The second reason I couch these simple ideas inside work-a-day books on tools and building furniture is that I refuse to become part of the circle-jerk clique of writers who obsess on discussing Craft, its Demise and How to Fix Things.
In my 25 years of hanging out with woodworkers, I’ve never once heard someone say: “I just finished reading David Pye’s ‘The Nature and Art of Workmanship,’ and now all I want to do is carve bowls.” It just doesn’t happen.
Don’t get me wrong. Discussing craft is important. I just don’t think you should talk about it much until you have done it – a lot.
The solution to “fix” everything – for lack of a better word – is not in words. It’s in your fingers. Pick up the tools, and the answers to these questions will become apparent. Make something, and you will understand more about craft than all of the books written about its doom.

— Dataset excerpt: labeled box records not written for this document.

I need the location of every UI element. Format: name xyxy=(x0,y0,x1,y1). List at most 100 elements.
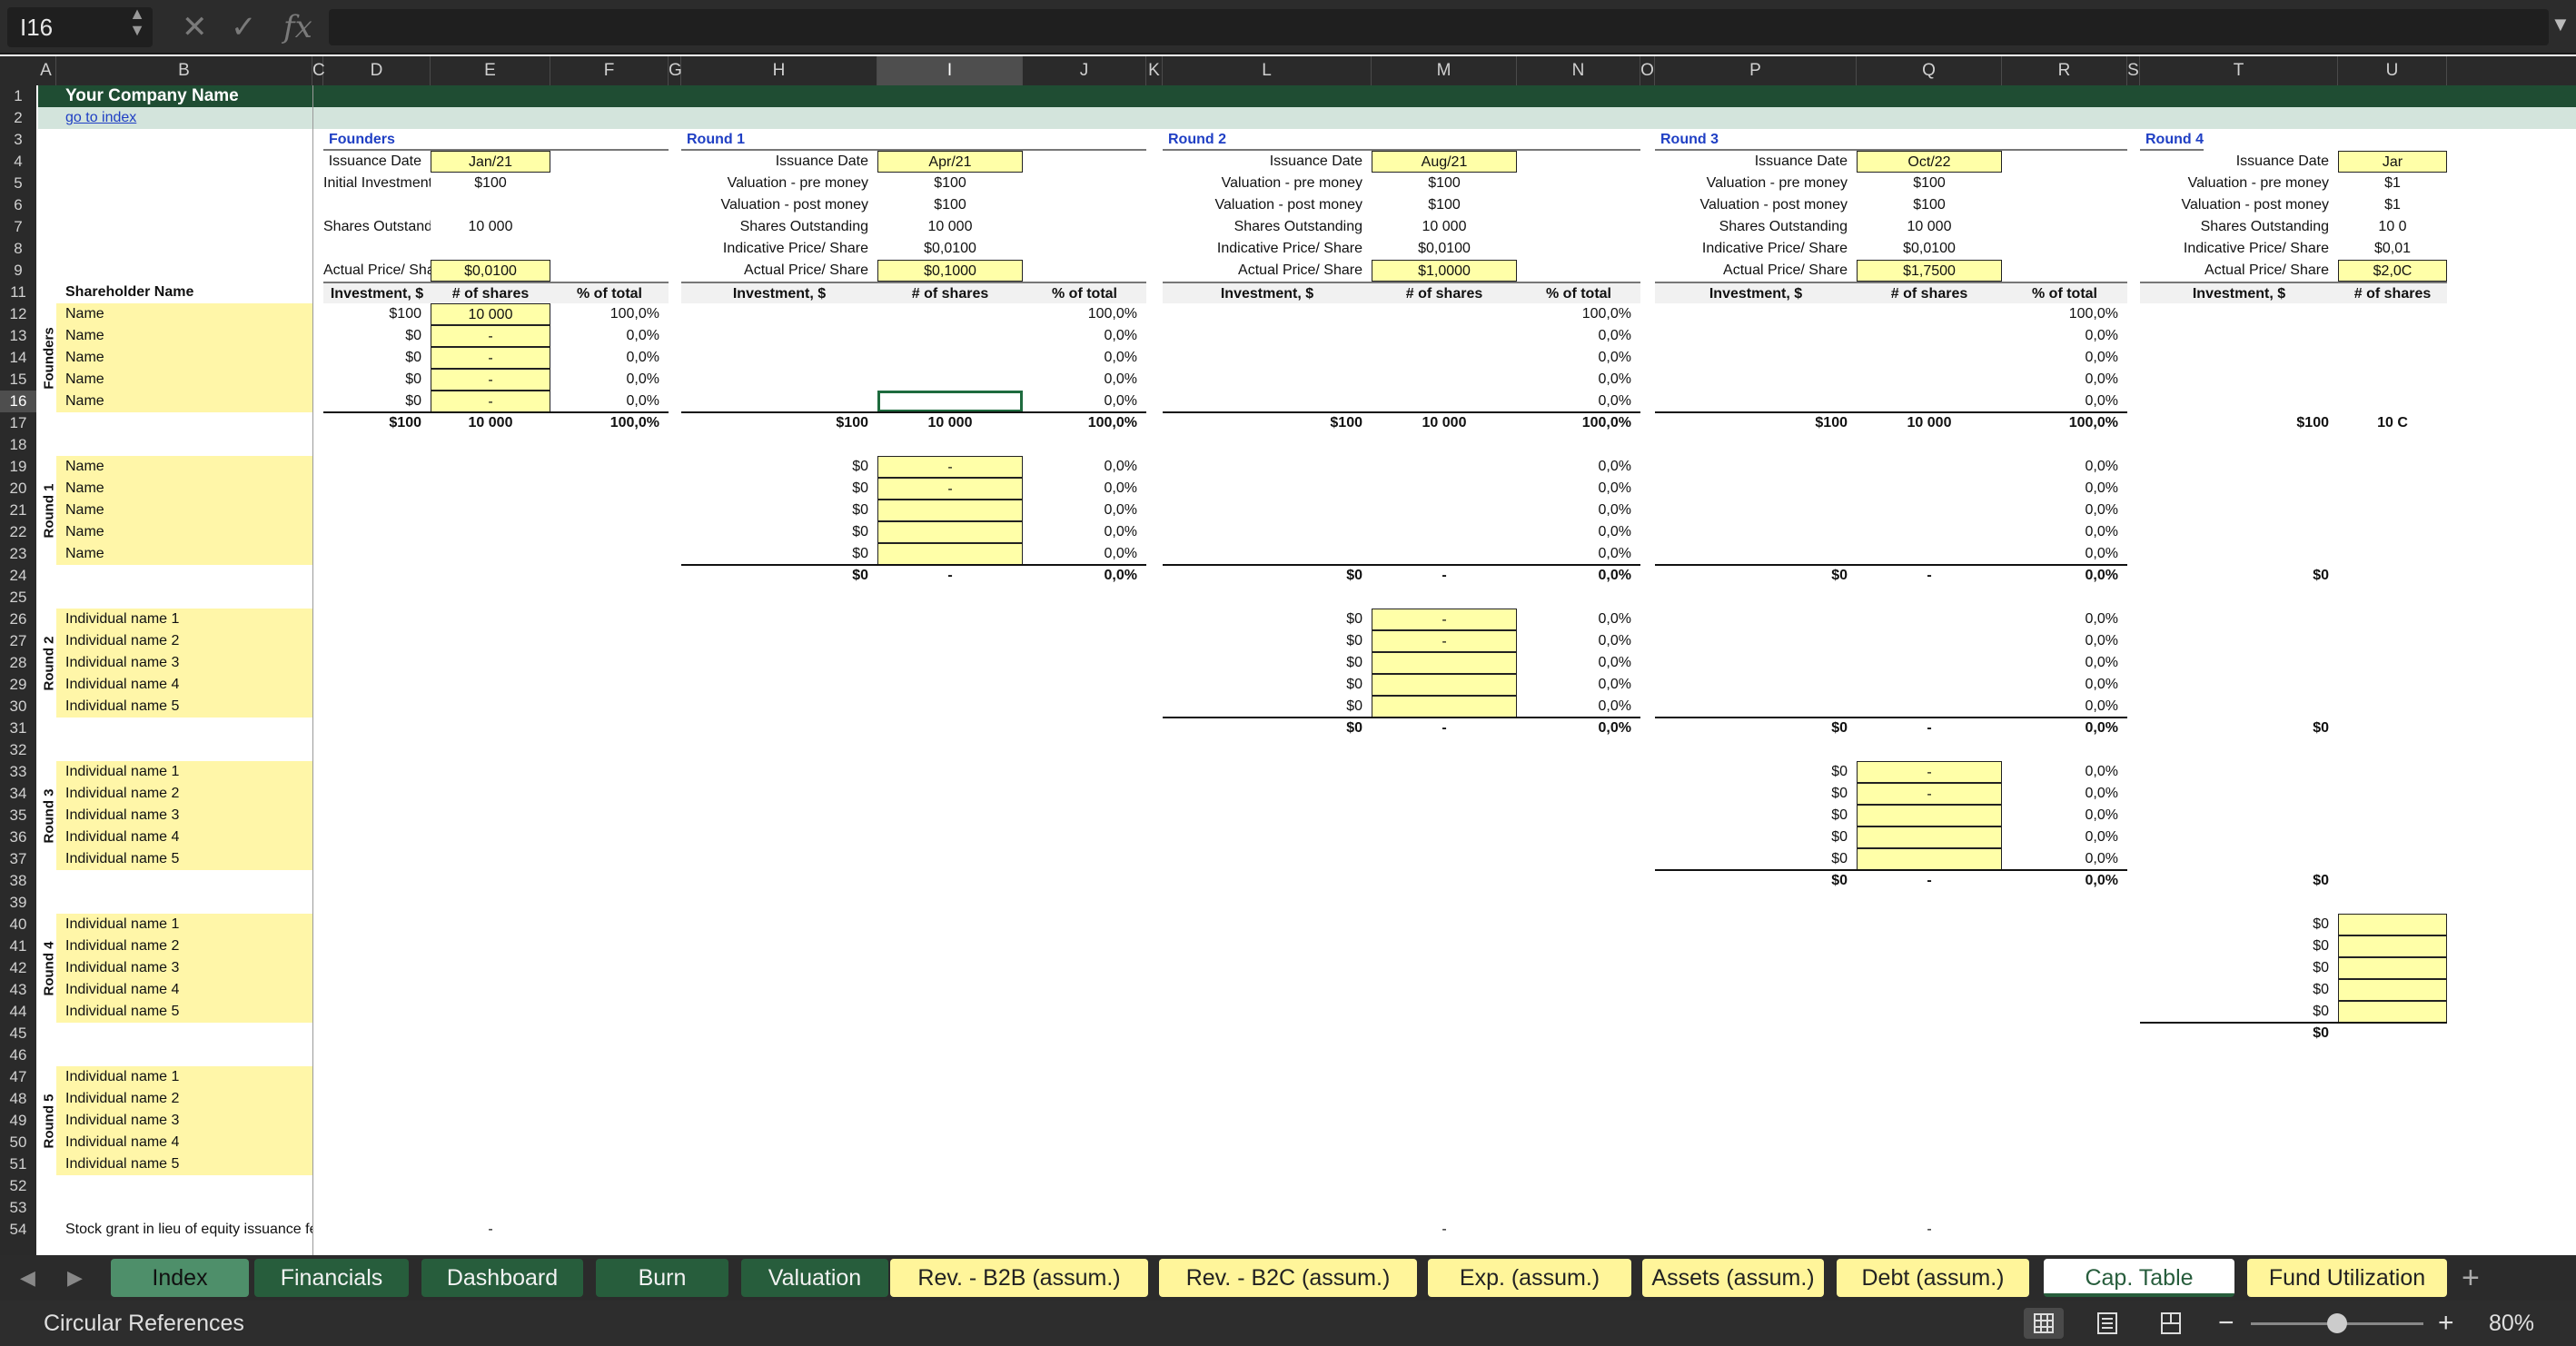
row-header-13[interactable]: 13 xyxy=(0,325,36,347)
row-header-7[interactable]: 7 xyxy=(0,216,36,238)
percent-cell[interactable]: 0,0% xyxy=(1517,391,1640,412)
info-value[interactable]: $100 xyxy=(877,173,1023,194)
total-shares[interactable]: 10 C xyxy=(2338,412,2447,434)
info-value[interactable]: 10 0 xyxy=(2338,216,2447,238)
investment-cell[interactable]: $0 xyxy=(323,391,431,412)
tab-assets-assum[interactable]: Assets (assum.) xyxy=(1642,1259,1824,1297)
zoom-slider-thumb[interactable] xyxy=(2327,1313,2347,1333)
info-value[interactable]: 10 000 xyxy=(877,216,1023,238)
row-header-3[interactable]: 3 xyxy=(0,129,36,151)
shares-input[interactable]: - xyxy=(1857,783,2002,805)
shareholder-name[interactable]: Name xyxy=(56,500,312,521)
info-value[interactable]: $0,0100 xyxy=(877,238,1023,260)
row-header-48[interactable]: 48 xyxy=(0,1088,36,1110)
percent-cell[interactable]: 0,0% xyxy=(2002,325,2127,347)
tab-financials[interactable]: Financials xyxy=(254,1259,409,1297)
info-value[interactable]: $0,0100 xyxy=(1857,238,2002,260)
total-investment[interactable]: $0 xyxy=(2140,718,2338,739)
row-header-36[interactable]: 36 xyxy=(0,826,36,848)
shareholder-name[interactable]: Name xyxy=(56,391,312,412)
investment-cell[interactable]: $0 xyxy=(323,369,431,391)
percent-cell[interactable]: 0,0% xyxy=(2002,391,2127,412)
percent-cell[interactable]: 0,0% xyxy=(1023,391,1146,412)
shareholder-name[interactable]: Individual name 5 xyxy=(56,1001,312,1023)
row-header-50[interactable]: 50 xyxy=(0,1132,36,1153)
investment-cell[interactable]: $0 xyxy=(1163,609,1372,630)
percent-cell[interactable]: 0,0% xyxy=(1517,609,1640,630)
page-layout-icon[interactable] xyxy=(2087,1308,2127,1339)
investment-cell[interactable]: $0 xyxy=(1655,805,1857,826)
shareholder-name[interactable]: Individual name 5 xyxy=(56,1153,312,1175)
tab-scroll-right-icon[interactable]: ▶ xyxy=(67,1266,83,1290)
total-percent[interactable]: 100,0% xyxy=(2002,412,2127,434)
total-shares[interactable]: 10 000 xyxy=(1372,412,1517,434)
shares-input[interactable] xyxy=(2338,935,2447,957)
investment-cell[interactable]: $0 xyxy=(323,325,431,347)
column-header-o[interactable]: O xyxy=(1640,56,1655,85)
row-header-47[interactable]: 47 xyxy=(0,1066,36,1088)
percent-cell[interactable]: 0,0% xyxy=(1517,347,1640,369)
percent-cell[interactable]: 100,0% xyxy=(1517,303,1640,325)
percent-cell[interactable]: 0,0% xyxy=(1517,456,1640,478)
shares-input[interactable] xyxy=(1857,805,2002,826)
shares-input[interactable] xyxy=(1372,674,1517,696)
shares-input[interactable]: - xyxy=(431,391,550,412)
column-header-u[interactable]: U xyxy=(2338,56,2447,85)
percent-cell[interactable]: 0,0% xyxy=(550,391,669,412)
total-shares[interactable]: - xyxy=(877,565,1023,587)
shares-input[interactable] xyxy=(1857,826,2002,848)
row-header-28[interactable]: 28 xyxy=(0,652,36,674)
row-header-6[interactable]: 6 xyxy=(0,194,36,216)
row-header-29[interactable]: 29 xyxy=(0,674,36,696)
investment-cell[interactable]: $0 xyxy=(1655,826,1857,848)
row-header-44[interactable]: 44 xyxy=(0,1001,36,1023)
go-to-index-link[interactable]: go to index xyxy=(56,107,312,129)
column-header-d[interactable]: D xyxy=(323,56,431,85)
total-investment[interactable]: $0 xyxy=(1655,718,1857,739)
info-value[interactable]: $1 xyxy=(2338,173,2447,194)
total-shares[interactable]: - xyxy=(1857,565,2002,587)
investment-cell[interactable]: $0 xyxy=(1163,674,1372,696)
total-percent[interactable]: 100,0% xyxy=(1517,412,1640,434)
percent-cell[interactable]: 0,0% xyxy=(2002,500,2127,521)
shares-input[interactable] xyxy=(2338,957,2447,979)
tab-burn[interactable]: Burn xyxy=(596,1259,728,1297)
info-value[interactable]: $100 xyxy=(1857,173,2002,194)
investment-cell[interactable]: $0 xyxy=(2140,957,2338,979)
percent-cell[interactable]: 0,0% xyxy=(550,325,669,347)
percent-cell[interactable]: 0,0% xyxy=(2002,478,2127,500)
row-header-2[interactable]: 2 xyxy=(0,107,36,129)
shareholder-name[interactable]: Individual name 5 xyxy=(56,696,312,718)
row-header-27[interactable]: 27 xyxy=(0,630,36,652)
percent-cell[interactable]: 0,0% xyxy=(2002,521,2127,543)
row-header-45[interactable]: 45 xyxy=(0,1023,36,1044)
investment-cell[interactable]: $100 xyxy=(323,303,431,325)
total-investment[interactable]: $100 xyxy=(1655,412,1857,434)
total-percent[interactable]: 0,0% xyxy=(2002,565,2127,587)
row-header-39[interactable]: 39 xyxy=(0,892,36,914)
normal-view-icon[interactable] xyxy=(2024,1308,2064,1339)
percent-cell[interactable]: 0,0% xyxy=(1023,456,1146,478)
shareholder-name[interactable]: Name xyxy=(56,456,312,478)
row-header-19[interactable]: 19 xyxy=(0,456,36,478)
total-investment[interactable]: $0 xyxy=(681,565,877,587)
total-investment[interactable]: $100 xyxy=(1163,412,1372,434)
total-percent[interactable]: 0,0% xyxy=(1517,565,1640,587)
investment-cell[interactable]: $0 xyxy=(1655,761,1857,783)
tab-scroll-left-icon[interactable]: ◀ xyxy=(20,1266,35,1290)
percent-cell[interactable]: 0,0% xyxy=(550,369,669,391)
info-value[interactable]: $0,1000 xyxy=(877,260,1023,282)
investment-cell[interactable]: $0 xyxy=(2140,935,2338,957)
row-header-51[interactable]: 51 xyxy=(0,1153,36,1175)
percent-cell[interactable]: 0,0% xyxy=(1023,543,1146,565)
info-value[interactable]: Oct/22 xyxy=(1857,151,2002,173)
info-value[interactable]: $100 xyxy=(1372,194,1517,216)
info-value[interactable]: 10 000 xyxy=(1372,216,1517,238)
shares-input[interactable] xyxy=(2338,914,2447,935)
shareholder-name[interactable]: Name xyxy=(56,521,312,543)
row-header-40[interactable]: 40 xyxy=(0,914,36,935)
shares-input[interactable]: - xyxy=(1857,761,2002,783)
row-header-14[interactable]: 14 xyxy=(0,347,36,369)
column-header-n[interactable]: N xyxy=(1517,56,1640,85)
shares-input[interactable] xyxy=(2338,1001,2447,1023)
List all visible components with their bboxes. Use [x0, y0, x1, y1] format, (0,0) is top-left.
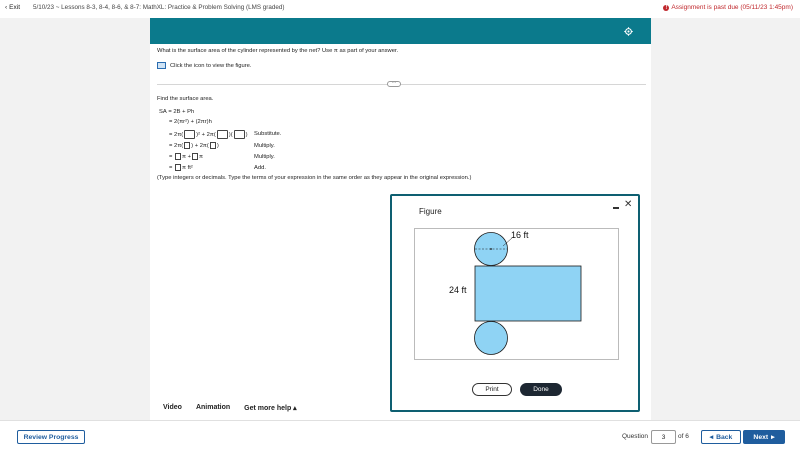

Yesterday I had a tape measure clipped to my pants pocket, and a young woman in a store asked me what I did for a living. When I told her I made furniture, she gushed at length about how that was all she’d ever wanted to do. As a child she built all of her Barbie furniture. Now she watched television programs and read books about woodworking every night, but she didn’t want to go back to school to train as a furniture maker.
“You don’t have to go back to school,” I told her.
“But how will I learn it?” she asked.
“By doing what you did when you were a little girl: Pick up the tools and use them.”
Every word I write is aimed at one thing: To make you crazy to pick up the tools. They are the answer to everything that’s wrong with our lives and with our world. With tools you can fix things. You can make things. You can escape from a job that is slowly killing you.
With tools you can build a life that doesn’t depend on your next annual review and whether or not you managed to wear out the knees in your pants while groveling for a raise.
I don’t care if you call that anarchism or not. In fact, I recommend that you don’t.
So stay tidy. Be friendly. Build things instead of buying them. You’ll know what to do next.